21: DOMESTIC ENEMY
Richard Reeve: The All Blacks v Maoist China
There wasn't so much in it. Serious men
Who shoveled in the door at one-to-ten
To see the game on Sky,
Were sure at one point, somewhere near half past,
That even Howlett wasn't half so fast
We'd get a single try.
But then their ears fell off.
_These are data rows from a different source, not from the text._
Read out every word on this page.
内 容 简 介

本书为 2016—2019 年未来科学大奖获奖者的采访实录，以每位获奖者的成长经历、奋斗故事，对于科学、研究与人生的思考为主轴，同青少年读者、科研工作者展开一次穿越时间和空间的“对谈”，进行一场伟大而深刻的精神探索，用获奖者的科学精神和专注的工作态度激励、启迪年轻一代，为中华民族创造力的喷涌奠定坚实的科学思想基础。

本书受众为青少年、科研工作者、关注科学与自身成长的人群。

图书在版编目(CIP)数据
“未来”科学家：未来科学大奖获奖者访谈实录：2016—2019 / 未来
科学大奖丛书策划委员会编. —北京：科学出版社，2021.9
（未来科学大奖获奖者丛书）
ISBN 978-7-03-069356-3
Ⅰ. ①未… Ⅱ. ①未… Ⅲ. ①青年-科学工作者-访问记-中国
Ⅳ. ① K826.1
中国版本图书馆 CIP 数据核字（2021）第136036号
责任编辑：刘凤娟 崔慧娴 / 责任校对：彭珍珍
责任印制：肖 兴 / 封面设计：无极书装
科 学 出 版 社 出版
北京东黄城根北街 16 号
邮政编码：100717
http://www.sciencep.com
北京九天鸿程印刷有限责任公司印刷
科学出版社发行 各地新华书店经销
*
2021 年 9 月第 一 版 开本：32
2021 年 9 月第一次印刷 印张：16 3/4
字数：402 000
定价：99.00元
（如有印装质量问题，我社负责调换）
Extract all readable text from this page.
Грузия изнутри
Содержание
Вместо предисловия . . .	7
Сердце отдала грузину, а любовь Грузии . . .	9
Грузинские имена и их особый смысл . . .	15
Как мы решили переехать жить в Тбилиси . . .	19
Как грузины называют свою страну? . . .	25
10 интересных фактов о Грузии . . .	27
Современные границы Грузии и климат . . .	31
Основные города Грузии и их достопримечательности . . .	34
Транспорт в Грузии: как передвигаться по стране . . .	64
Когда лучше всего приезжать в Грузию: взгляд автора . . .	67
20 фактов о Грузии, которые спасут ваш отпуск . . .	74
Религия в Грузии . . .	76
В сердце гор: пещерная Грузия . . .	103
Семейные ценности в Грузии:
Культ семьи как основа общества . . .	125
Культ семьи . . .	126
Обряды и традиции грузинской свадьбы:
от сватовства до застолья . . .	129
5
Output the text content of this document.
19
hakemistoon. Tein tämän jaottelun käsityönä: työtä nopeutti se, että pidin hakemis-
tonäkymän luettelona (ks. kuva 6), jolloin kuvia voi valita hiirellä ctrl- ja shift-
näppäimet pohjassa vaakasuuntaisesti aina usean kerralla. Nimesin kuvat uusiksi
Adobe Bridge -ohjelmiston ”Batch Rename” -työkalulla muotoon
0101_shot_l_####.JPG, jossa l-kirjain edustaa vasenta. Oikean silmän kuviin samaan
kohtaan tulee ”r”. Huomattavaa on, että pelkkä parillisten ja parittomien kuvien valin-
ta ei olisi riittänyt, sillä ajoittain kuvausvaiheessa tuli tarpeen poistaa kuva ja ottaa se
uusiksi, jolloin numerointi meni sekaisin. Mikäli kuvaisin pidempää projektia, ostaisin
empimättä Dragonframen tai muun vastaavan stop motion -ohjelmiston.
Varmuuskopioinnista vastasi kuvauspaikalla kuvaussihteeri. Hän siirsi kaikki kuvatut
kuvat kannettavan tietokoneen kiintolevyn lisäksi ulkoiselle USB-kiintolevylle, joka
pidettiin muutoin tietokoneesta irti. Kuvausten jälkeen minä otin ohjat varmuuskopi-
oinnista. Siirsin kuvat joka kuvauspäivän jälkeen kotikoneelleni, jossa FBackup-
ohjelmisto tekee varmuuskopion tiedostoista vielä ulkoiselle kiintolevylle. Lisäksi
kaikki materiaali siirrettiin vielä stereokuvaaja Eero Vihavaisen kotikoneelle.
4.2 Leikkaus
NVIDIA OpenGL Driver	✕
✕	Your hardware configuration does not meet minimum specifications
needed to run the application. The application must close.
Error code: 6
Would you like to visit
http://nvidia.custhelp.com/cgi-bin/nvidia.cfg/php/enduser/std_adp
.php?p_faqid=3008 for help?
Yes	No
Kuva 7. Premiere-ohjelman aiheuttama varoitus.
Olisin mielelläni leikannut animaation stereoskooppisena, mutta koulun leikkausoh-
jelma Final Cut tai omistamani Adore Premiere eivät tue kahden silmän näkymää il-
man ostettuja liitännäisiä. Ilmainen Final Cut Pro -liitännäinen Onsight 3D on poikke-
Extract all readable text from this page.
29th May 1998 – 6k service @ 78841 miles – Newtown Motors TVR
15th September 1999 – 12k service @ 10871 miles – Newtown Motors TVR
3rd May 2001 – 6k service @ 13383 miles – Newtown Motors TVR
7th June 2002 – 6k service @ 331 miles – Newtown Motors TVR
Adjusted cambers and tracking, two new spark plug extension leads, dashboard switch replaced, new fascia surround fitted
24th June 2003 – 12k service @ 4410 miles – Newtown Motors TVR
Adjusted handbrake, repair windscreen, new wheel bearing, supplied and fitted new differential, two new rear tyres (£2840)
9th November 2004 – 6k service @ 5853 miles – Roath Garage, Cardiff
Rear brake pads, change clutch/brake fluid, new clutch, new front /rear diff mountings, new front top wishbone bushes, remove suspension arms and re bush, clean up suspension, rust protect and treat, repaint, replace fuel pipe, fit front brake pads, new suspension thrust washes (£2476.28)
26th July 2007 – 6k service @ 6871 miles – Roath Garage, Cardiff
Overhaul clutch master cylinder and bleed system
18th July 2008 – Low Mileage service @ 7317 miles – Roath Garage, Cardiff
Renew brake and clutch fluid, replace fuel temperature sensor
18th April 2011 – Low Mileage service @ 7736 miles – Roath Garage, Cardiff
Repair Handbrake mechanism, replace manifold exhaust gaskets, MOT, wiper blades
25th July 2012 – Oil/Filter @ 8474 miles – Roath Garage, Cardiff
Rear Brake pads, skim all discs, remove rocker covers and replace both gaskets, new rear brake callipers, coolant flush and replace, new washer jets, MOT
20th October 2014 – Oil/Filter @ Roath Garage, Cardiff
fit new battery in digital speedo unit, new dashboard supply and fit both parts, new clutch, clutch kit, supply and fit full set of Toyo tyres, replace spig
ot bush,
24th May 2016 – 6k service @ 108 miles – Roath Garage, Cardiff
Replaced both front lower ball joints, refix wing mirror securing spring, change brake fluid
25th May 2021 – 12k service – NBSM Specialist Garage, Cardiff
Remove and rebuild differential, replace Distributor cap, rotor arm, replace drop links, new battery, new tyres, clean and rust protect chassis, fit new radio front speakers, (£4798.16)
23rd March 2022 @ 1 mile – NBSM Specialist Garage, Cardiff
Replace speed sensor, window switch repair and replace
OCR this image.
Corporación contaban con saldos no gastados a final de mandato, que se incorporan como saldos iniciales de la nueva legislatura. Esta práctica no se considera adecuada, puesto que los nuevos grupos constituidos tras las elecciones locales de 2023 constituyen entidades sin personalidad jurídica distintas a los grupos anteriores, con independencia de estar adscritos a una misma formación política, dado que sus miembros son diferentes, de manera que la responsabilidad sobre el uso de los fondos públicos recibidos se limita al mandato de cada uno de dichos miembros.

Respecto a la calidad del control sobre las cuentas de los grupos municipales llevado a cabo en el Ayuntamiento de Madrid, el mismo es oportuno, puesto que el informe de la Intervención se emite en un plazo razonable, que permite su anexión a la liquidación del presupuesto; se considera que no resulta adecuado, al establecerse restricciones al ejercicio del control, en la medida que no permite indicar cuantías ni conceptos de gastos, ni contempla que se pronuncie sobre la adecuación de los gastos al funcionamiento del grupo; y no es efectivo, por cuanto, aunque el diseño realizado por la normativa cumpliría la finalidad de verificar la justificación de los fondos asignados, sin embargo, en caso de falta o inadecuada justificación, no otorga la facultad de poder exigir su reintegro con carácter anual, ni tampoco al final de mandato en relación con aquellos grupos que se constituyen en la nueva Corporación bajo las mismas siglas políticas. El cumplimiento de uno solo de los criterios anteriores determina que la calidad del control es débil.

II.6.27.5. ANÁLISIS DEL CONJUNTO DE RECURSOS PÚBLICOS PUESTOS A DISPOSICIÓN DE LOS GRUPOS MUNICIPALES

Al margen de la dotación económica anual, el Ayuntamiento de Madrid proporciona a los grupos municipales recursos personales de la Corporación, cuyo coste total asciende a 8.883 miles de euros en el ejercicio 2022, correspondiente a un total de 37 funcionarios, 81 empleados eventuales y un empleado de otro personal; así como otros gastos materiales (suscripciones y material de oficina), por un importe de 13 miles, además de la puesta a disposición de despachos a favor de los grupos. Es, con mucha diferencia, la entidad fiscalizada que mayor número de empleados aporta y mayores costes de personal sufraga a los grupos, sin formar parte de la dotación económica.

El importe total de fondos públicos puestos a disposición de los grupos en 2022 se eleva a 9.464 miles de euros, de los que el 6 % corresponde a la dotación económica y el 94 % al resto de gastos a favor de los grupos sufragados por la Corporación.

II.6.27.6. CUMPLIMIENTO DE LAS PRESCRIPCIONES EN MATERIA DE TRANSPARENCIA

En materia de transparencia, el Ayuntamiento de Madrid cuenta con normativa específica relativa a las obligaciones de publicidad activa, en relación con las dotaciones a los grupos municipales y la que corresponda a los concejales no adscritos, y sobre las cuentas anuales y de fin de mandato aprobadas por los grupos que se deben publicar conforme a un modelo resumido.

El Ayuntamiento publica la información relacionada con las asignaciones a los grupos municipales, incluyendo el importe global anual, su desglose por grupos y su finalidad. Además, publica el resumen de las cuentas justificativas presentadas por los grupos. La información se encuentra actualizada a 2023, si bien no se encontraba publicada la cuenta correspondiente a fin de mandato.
And without sound
The paddy farmers, clawing at the ground,
Were pretty soon afraid.
They couldn't hear their coach. A score of years
Of cigarettes put out inside their ears
Had lowered them a grade.
The Great Might of our props, rucking through
Their broken corpses, popping up like poo,
Made yum chah of the game.
A match of seven hundred halfs, it seemed
No bug-eyed Quin or Mexted would've dreamed
That China was so tame.
Two hundred Nil we won; and I contend
That when the carnage shivered to its end,
Rugby had siezed the day.
A student, name of Feng, began to cry
But when reporters asked his captain why,
He said he didn't know.
Richard Reeve (NZ. Born 1976) is the author of two books of poetry, Dialectic of Mud (AUP 2001) and The Life and the Dark (AUP 2004). The Life and the Dark was voted as one of the New Zealand Listener's Best Books for 2004; He has also been a recent recipient of the Todd Foundation Writer's Bursary. In May 2004 he graduated with a doctorate from the University of Otago.